Any clarification would be welcome.
#1 Updated by Gundi Knies over 4 years ago
- Category set to Derived variables
- Status changed from New to In Progress
- Assignee set to Gundi Knies
- Target version set to X M
- % Done changed from 0 to 90
we try to assign the most appropriate missing values according to our definitions, i.e. -9 "missing or wild", -8 "inapplicable", -2 "refused", -1"don't know". With derived variables it is always a bit more problematic to do this as technically the respondent was not asked "a question" they could refuse/don't know etc. The default is -9 until we have got around to working out what the more appropriate missing values are.
With respect to changes in the distribution of NS-SEC, we have made a number of changes to the way in which we derive socio-economic classifications over the years as there were a number of coding issues. In this specific example, I think what might have caused small changes in the distribution at W1 is that we started to use a new version of jbes2000 in the construction of jbnssec_dv. jbes2000 used to be computed directly from the interview in W1 but from W2 onward this was only done if respondents had job changes. In order to provide this for all workers we started using code provided by CAMSIS and applied this to all waves in the same way. We have also identified a number of SOC 2000 codes in our data that are not listed in the official code frame.

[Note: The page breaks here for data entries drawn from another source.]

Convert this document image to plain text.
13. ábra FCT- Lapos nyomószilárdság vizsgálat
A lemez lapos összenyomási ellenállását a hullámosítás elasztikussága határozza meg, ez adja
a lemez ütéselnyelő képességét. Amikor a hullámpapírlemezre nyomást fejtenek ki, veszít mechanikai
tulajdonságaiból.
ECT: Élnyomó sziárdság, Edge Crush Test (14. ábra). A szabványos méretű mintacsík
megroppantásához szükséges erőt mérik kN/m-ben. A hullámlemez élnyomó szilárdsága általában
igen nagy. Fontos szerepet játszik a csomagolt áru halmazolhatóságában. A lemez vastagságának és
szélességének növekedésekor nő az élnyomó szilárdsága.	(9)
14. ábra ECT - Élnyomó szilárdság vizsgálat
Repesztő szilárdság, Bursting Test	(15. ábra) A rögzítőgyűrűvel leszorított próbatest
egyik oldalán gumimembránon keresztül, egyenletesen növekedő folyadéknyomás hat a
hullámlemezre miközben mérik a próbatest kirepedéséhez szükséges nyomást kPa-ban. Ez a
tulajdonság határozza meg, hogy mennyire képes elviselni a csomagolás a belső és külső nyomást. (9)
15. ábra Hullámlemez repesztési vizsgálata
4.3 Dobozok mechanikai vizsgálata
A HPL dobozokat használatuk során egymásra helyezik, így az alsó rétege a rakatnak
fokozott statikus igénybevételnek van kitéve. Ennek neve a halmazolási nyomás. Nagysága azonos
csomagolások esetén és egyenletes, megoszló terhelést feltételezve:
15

Please consult the variable notes in the online documentation to see which variables have been used in the construction of derived variables. The User Guide also includes more information on derived variables, and on any changes that have occured since the last release.
More generally, we always recommend that users use the latest release version as we continue to fix issues that users have reported (and occasionally we add content that needed more data cleaning or coding).
Hope this helps,